Chesapeake Bay Program: Adaptive Decision-Making to Improve Management Outcomes

Laurel Abowd1, Morgan Corey1, Breck Maura Sullivan2, Allie Wagner1 and Cuiyin Wu1, (1)Chesapeake Research Consortium, Edgewater, MD, United States, (2)SUNY College of Environmental Science and Forestry, Syracuse, NY, United States
The Chesapeake Bay Program (CBP) is a unique regional partnership that embraces ecosystem-based management (EBM) by supporting restoration at a watershed scale, working across jurisdictions with an integrated, scientific approach. The CBP is guided by the 2014 Chesapeake Bay Watershed Agreement, which outlines goals for abundant life, clean water, climate resiliency, conserved lands, and engaged communities.

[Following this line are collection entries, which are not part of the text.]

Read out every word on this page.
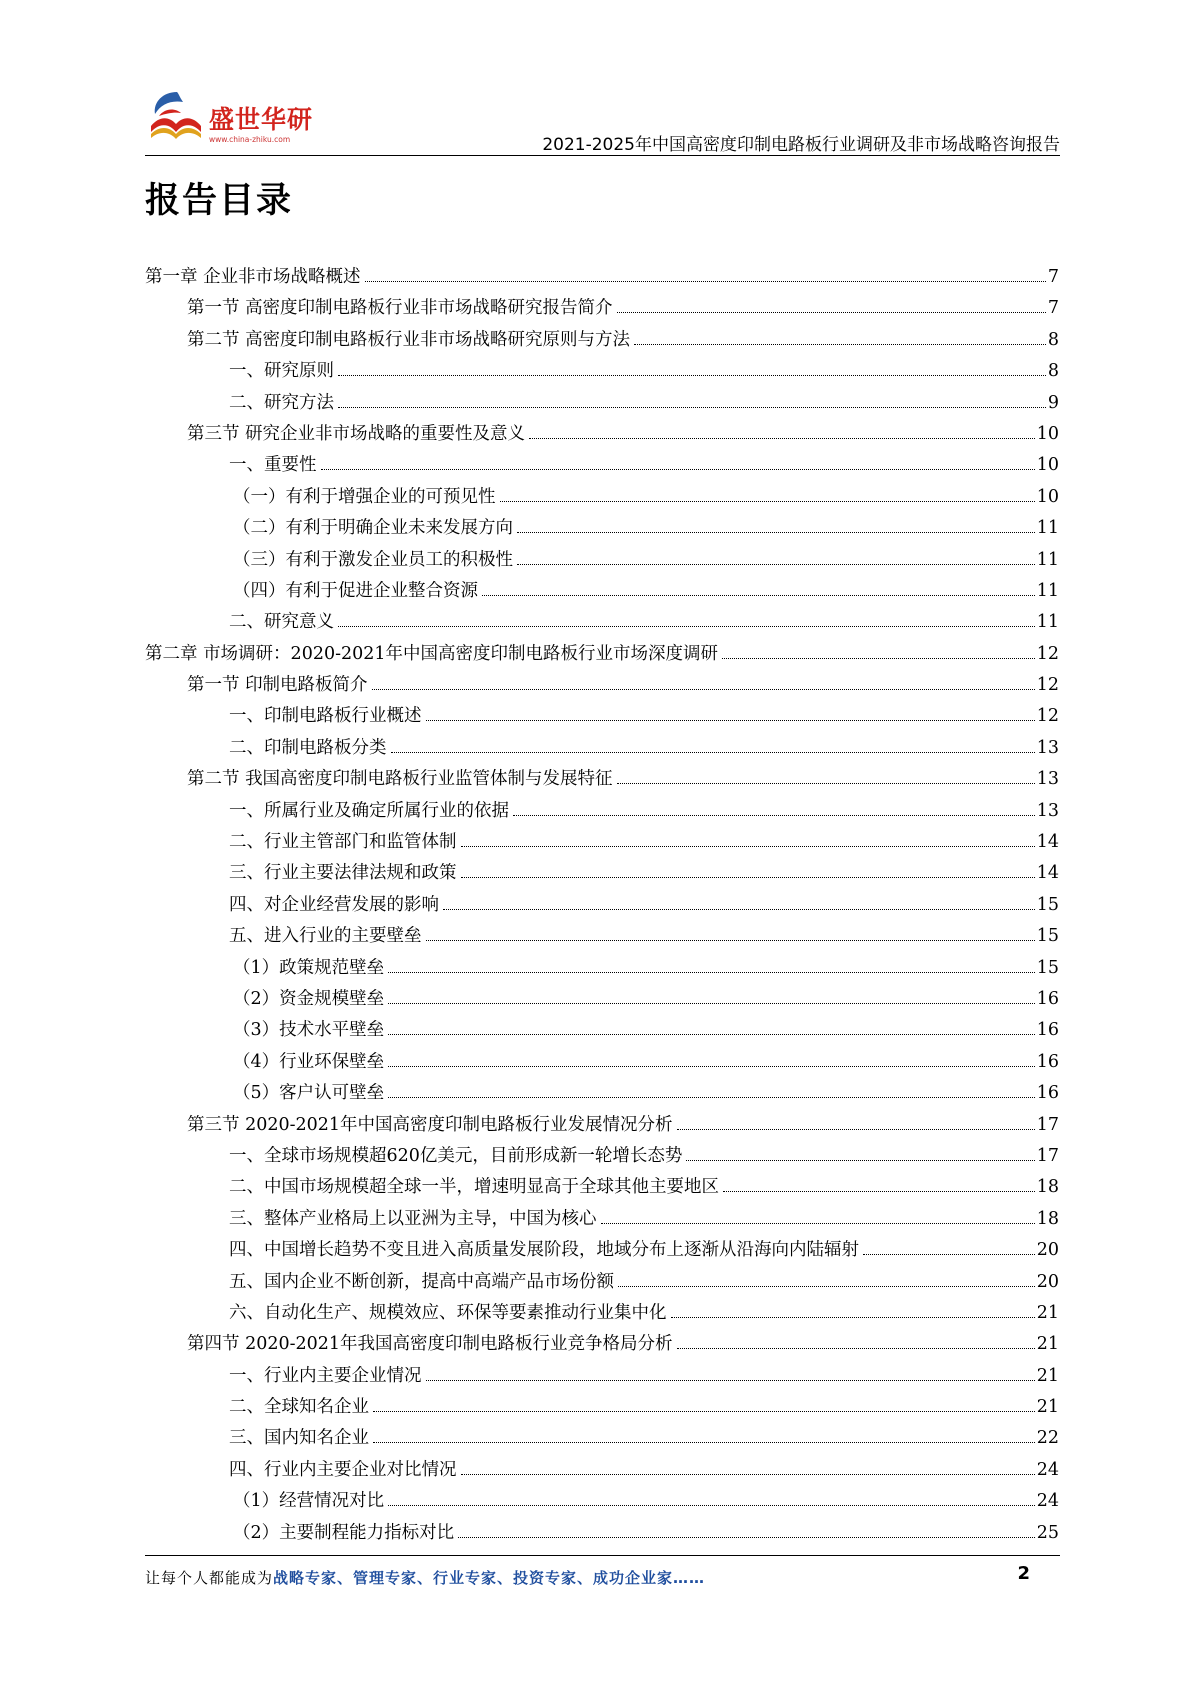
盛世华研
www.china-zhiku.com	2021-2025年中国高密度印制电路板行业调研及非市场战略咨询报告
报告目录
第一章 企业非市场战略概述	7
第一节 高密度印制电路板行业非市场战略研究报告简介	7
第二节 高密度印制电路板行业非市场战略研究原则与方法	8
一、研究原则	8
二、研究方法	9
第三节 研究企业非市场战略的重要性及意义	10
一、重要性	10
（一）有利于增强企业的可预见性	10
（二）有利于明确企业未来发展方向	11
（三）有利于激发企业员工的积极性	11
（四）有利于促进企业整合资源	11
二、研究意义	11
第二章 市场调研：2020-2021年中国高密度印制电路板行业市场深度调研	12
第一节 印制电路板简介	12
一、印制电路板行业概述	12
二、印制电路板分类	13
第二节 我国高密度印制电路板行业监管体制与发展特征	13
一、所属行业及确定所属行业的依据	13
二、行业主管部门和监管体制	14
三、行业主要法律法规和政策	14
四、对企业经营发展的影响	15
五、进入行业的主要壁垒	15
（1）政策规范壁垒	15
（2）资金规模壁垒	16
（3）技术水平壁垒	16
（4）行业环保壁垒	16
（5）客户认可壁垒	16
第三节 2020-2021年中国高密度印制电路板行业发展情况分析	17
一、全球市场规模超620亿美元，目前形成新一轮增长态势	17
二、中国市场规模超全球一半，增速明显高于全球其他主要地区	18
三、整体产业格局上以亚洲为主导，中国为核心	18
四、中国增长趋势不变且进入高质量发展阶段，地域分布上逐渐从沿海向内陆辐射	20
五、国内企业不断创新，提高中高端产品市场份额	20
六、自动化生产、规模效应、环保等要素推动行业集中化	21
第四节 2020-2021年我国高密度印制电路板行业竞争格局分析	21
一、行业内主要企业情况	21
二、全球知名企业	21
三、国内知名企业	22
四、行业内主要企业对比情况	24
（1）经营情况对比	24
（2）主要制程能力指标对比	25
让每个人都能成为战略专家、管理专家、行业专家、投资专家、成功企业家……	2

The partnership emphasizes a common commitment to collaboration and adaptation. In a series of talks, we will highlight how the CBP demonstrates EBM with three interdependent themes: 1) restoration and water quality, 2) scientific assessment and reporting, and 3) adaptive partnerships.

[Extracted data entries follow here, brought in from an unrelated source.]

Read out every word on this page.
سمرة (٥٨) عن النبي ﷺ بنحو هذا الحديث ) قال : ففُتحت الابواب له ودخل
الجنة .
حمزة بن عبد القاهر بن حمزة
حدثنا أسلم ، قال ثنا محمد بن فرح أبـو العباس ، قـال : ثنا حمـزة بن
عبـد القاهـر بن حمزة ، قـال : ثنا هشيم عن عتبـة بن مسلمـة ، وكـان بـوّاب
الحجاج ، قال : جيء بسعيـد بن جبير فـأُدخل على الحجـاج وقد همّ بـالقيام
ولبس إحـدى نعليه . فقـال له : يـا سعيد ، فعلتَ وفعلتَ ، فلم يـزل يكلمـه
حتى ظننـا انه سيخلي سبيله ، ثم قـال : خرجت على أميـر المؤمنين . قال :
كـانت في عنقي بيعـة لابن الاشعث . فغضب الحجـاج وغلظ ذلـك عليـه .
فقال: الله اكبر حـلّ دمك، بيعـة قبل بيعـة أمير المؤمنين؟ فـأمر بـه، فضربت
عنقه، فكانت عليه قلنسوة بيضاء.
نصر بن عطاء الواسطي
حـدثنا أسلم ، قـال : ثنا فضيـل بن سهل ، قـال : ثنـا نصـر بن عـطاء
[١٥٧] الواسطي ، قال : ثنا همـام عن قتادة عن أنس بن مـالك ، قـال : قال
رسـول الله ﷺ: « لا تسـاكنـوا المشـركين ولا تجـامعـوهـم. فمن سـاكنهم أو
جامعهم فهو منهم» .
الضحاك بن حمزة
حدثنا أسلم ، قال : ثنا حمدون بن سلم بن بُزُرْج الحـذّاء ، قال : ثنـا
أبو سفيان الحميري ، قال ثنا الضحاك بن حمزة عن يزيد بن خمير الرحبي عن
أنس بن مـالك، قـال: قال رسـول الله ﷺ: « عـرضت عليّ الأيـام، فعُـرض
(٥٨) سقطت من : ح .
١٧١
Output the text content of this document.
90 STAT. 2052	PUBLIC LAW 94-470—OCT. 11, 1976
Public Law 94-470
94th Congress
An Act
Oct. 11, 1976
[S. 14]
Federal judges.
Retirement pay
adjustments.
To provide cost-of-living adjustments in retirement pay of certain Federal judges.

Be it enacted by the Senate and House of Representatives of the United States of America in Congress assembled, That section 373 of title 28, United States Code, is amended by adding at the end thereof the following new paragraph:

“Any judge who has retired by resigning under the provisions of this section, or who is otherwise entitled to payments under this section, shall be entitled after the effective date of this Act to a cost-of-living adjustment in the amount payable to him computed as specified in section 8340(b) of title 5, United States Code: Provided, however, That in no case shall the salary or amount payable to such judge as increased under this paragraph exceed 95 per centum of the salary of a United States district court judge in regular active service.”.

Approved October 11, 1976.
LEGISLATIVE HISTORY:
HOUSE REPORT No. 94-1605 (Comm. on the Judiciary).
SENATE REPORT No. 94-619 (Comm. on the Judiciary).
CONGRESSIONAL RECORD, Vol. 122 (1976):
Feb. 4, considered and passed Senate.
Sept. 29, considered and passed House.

In the third theme, we describe the CBP’s adaptive management framework for learning by doing. The CBP recognizes the value of diverse outcomes ranging from increasing public access to conserving blue crabs. Working toward this common vision, the CBP implements adaptive management by setting goals, identifying gaps, developing actions, monitoring progress and adapting based on lessons learned. Formalized as the Strategy Review System (SRS), the process allows the CBP to consider changing scientific, policy, and fiscal factors, while continually assessing progress. Over a 2-year cycle, each outcome presents successes and gaps in progress and requests assistance from the CBP Management Board (MB), composed of federal and state managers. By listening to and working with outcome subject matter experts to understand trade-offs and benefits in meeting an established set of goals, the MB can identify common problems facing the entire partnership.

Through lessons learned from the SRS, the partnership is now prioritizing science needs and decision support tools. The prioritization process is driven by factors influencing the partnership’s ability to achieve common goals and will direct the CBP’s EBM work. We will include specific living resource examples to tie together all three talks.